Entrevistas

“Possibilidade de corte agressivo de juros no Brasil está em xeque”, diz André Muller

"Se em algum momento do ano imaginava-se que o Fed seria o primeiro a cortar os juros, agora a situação é completamente distinta", diz estrategista-chefe da AZ Quest

A quarta-feira, 10 de abril, era de longe o dia mais esperado da semana para o mercado. O dia de divulgação do índice de preços ao consumidor (CPI), nos EUA e do Índice Nacional de Preços ao Consumidor Amplo (IPCA), no Brasil, era chave para calibrar as expectativas quanto à trajetória de juros nos dois países.

Os dois trouxeram surpresas, cada um para um lado. Nos Estados Unidos, o CPI avançou 0,4% em março ante fevereiro, acima dos 0,3% projetados. O núcleo do indicador, que exclui os voláteis preços de alimentos e energia, avançou 0,4% na comparação mensal, também acima do consenso do mercado, de 0,3%.

Já no Brasil, a inflação medida pelo IPCA apresentou alta de 0,16%, quase no piso do intervalo das estimativas dos analistas.

O Bora Investir conversou com André Muller, estrategista-chefe da AZ Quest, para detalhar o pano de fundo que se desenha com os novos números e quais os desafios para as duas economias a partir de agora. “A possibilidade maior agora é que a gente volte a viver um ambiente mais caracterizado do que um dólar forte. Até porque, se for olhar para outras economias relevantes, os dados mais recentes não estão mostrando um crescimento tão forte, nem uma inflação tão preocupante”, afirma. Assim, outros bancos centrais, como o BCE, podem ver espaço para cortar juros antes do Fed.

Atualmente, a estratégia multimercado macro da AZ Quest tem se posicionado com uma expectativa de que a Selic caia abaixo do que o mercado espera. “Hoje, o mercado precifica mais 80 pontos de corte, para entre 10% e 9,75%. Esse novo número [do IPCA] nos dá conforto de que o BC teria espaço para seguir cortando, mesmo de forma mais lenta, ao longo do tempo”, diz. Tem também posições compradas em bolsa no Brasil, que parece “descontada”, e em dólar, especialmente contra o euro. 

Confira a entrevista completa:

Bora Investir: A inflação nos Estados Unidos medida pelo CPI veio acima do que o mercado esperava, com núcleo acima do esperado também. Como você avaliou esse número e como isso pode afetar a decisão do Fed sobre o início de um corte de juros?

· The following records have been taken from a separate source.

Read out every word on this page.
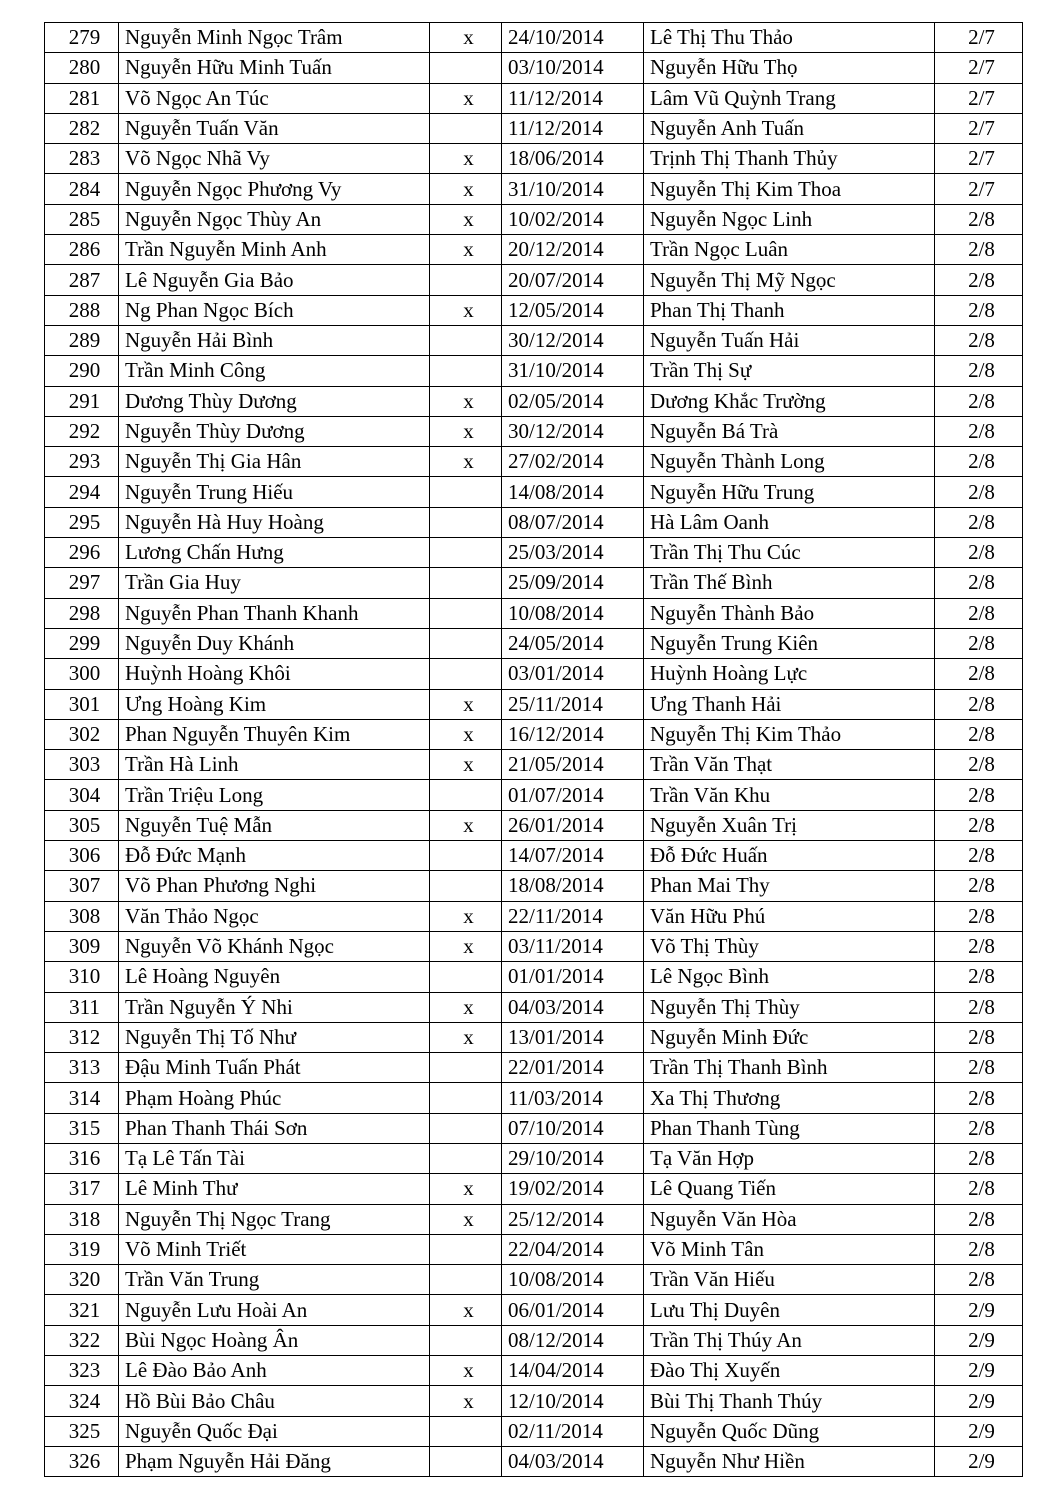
279	Nguyễn Minh Ngọc Trâm	x	24/10/2014	Lê Thị Thu Thảo	2/7
280	Nguyễn Hữu Minh Tuấn		03/10/2014	Nguyễn Hữu Thọ	2/7
281	Võ Ngọc An Túc	x	11/12/2014	Lâm Vũ Quỳnh Trang	2/7
282	Nguyễn Tuấn Văn		11/12/2014	Nguyễn Anh Tuấn	2/7
283	Võ Ngọc Nhã Vy	x	18/06/2014	Trịnh Thị Thanh Thủy	2/7
284	Nguyễn Ngọc Phương Vy	x	31/10/2014	Nguyễn Thị Kim Thoa	2/7
285	Nguyễn Ngọc Thùy An	x	10/02/2014	Nguyễn Ngọc Linh	2/8
286	Trần Nguyễn Minh Anh	x	20/12/2014	Trần Ngọc Luân	2/8
287	Lê Nguyễn Gia Bảo		20/07/2014	Nguyễn Thị Mỹ Ngọc	2/8
288	Ng Phan Ngọc Bích	x	12/05/2014	Phan Thị Thanh	2/8
289	Nguyễn Hải Bình		30/12/2014	Nguyễn Tuấn Hải	2/8
290	Trần Minh Công		31/10/2014	Trần Thị Sự	2/8
291	Dương Thùy Dương	x	02/05/2014	Dương Khắc Trường	2/8
292	Nguyễn Thùy Dương	x	30/12/2014	Nguyễn Bá Trà	2/8
293	Nguyễn Thị Gia Hân	x	27/02/2014	Nguyễn Thành Long	2/8
294	Nguyễn Trung Hiếu		14/08/2014	Nguyễn Hữu Trung	2/8
295	Nguyễn Hà Huy Hoàng		08/07/2014	Hà Lâm Oanh	2/8
296	Lương Chấn Hưng		25/03/2014	Trần Thị Thu Cúc	2/8
297	Trần Gia Huy		25/09/2014	Trần Thế Bình	2/8
298	Nguyễn Phan Thanh Khanh		10/08/2014	Nguyễn Thành Bảo	2/8
299	Nguyễn Duy Khánh		24/05/2014	Nguyễn Trung Kiên	2/8
300	Huỳnh Hoàng Khôi		03/01/2014	Huỳnh Hoàng Lực	2/8
301	Ưng Hoàng Kim	x	25/11/2014	Ưng Thanh Hải	2/8
302	Phan Nguyễn Thuyên Kim	x	16/12/2014	Nguyễn Thị Kim Thảo	2/8
303	Trần Hà Linh	x	21/05/2014	Trần Văn Thạt	2/8
304	Trần Triệu Long		01/07/2014	Trần Văn Khu	2/8
305	Nguyễn Tuệ Mẫn	x	26/01/2014	Nguyễn Xuân Trị	2/8
306	Đỗ Đức Mạnh		14/07/2014	Đỗ Đức Huấn	2/8
307	Võ Phan Phương Nghi		18/08/2014	Phan Mai Thy	2/8
308	Văn Thảo Ngọc	x	22/11/2014	Văn Hữu Phú	2/8
309	Nguyễn Võ Khánh Ngọc	x	03/11/2014	Võ Thị Thùy	2/8
310	Lê Hoàng Nguyên		01/01/2014	Lê Ngọc Bình	2/8
311	Trần Nguyễn Ý Nhi	x	04/03/2014	Nguyễn Thị Thùy	2/8
312	Nguyễn Thị Tố Như	x	13/01/2014	Nguyễn Minh Đức	2/8
313	Đậu Minh Tuấn Phát		22/01/2014	Trần Thị Thanh Bình	2/8
314	Phạm Hoàng Phúc		11/03/2014	Xa Thị Thương	2/8
315	Phan Thanh Thái Sơn		07/10/2014	Phan Thanh Tùng	2/8
316	Tạ Lê Tấn Tài		29/10/2014	Tạ Văn Hợp	2/8
317	Lê Minh Thư	x	19/02/2014	Lê Quang Tiến	2/8
318	Nguyễn Thị Ngọc Trang	x	25/12/2014	Nguyễn Văn Hòa	2/8
319	Võ Minh Triết		22/04/2014	Võ Minh Tân	2/8
320	Trần Văn Trung		10/08/2014	Trần Văn Hiếu	2/8
321	Nguyễn Lưu Hoài An	x	06/01/2014	Lưu Thị Duyên	2/9
322	Bùi Ngọc Hoàng Ân		08/12/2014	Trần Thị Thúy An	2/9
323	Lê Đào Bảo Anh	x	14/04/2014	Đào Thị Xuyến	2/9
324	Hồ Bùi Bảo Châu	x	12/10/2014	Bùi Thị Thanh Thúy	2/9
325	Nguyễn Quốc Đại		02/11/2014	Nguyễn Quốc Dũng	2/9
326	Phạm Nguyễn Hải Đăng		04/03/2014	Nguyễn Như Hiền	2/9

André Muller: O CPI veio definitivamente mais alto do que esperado. A expectativa do mercado era um core [núcleo] com avanço de 0,30%, eventualmente até com risco de baixa, porque houve uma discussão entre janeiro e fevereiro de que a inflação mais alta nesse período tinha algumas distorções derivadas de fatores sazonais, que poderiam ficar para trás. Eu diria que antes do número, a expectativa era de que a maior chance era até de uma surpresa para baixo. Tanto que nos últimos dois dias, o mercado teve uma performance mais favorável para ativos de risco, com alguma queda de juros lá fora, as moedas se apreciando contra o dólar.

Mas o número veio 0,07 ponto porcentual mais alto do que o esperado, o que para uma meta de inflação ao redor de 2%, é uma surpresa relevante. E a composição dessa surpresa foi importante no sentido de que os preços de bens seguiram surpreendendo para baixo. A inflação relacionada a housing, aos gastos com moradia, veio em linha com o esperado. E a aceleração da inflação veio nos serviços.

Apesar de esse ser um componente com peso menor, é um número que tem sido muito destacado ao longo desse ciclo de inflação mais alta porque o Fed tinha confiança que o preço de bens iria cair, pela recomposição das cadeias globais da indústria. Para os preços de housing também havia uma convicção maior de que haveria uma desaceleração deles por conta de indicadores antecedentes de aluguéis, que também mostravam essa queda. Então lá em meados do ano passado o Powell destacou que o Fed estava olhando com muita relevância para esse núcleo de serviços, que é onde tem mais incerteza.

Na época, houve uma desinflação mais rápida, tanto de bens, tanto nesse núcleo de serviços. Isso levou o mercado a precificar muitos cortes.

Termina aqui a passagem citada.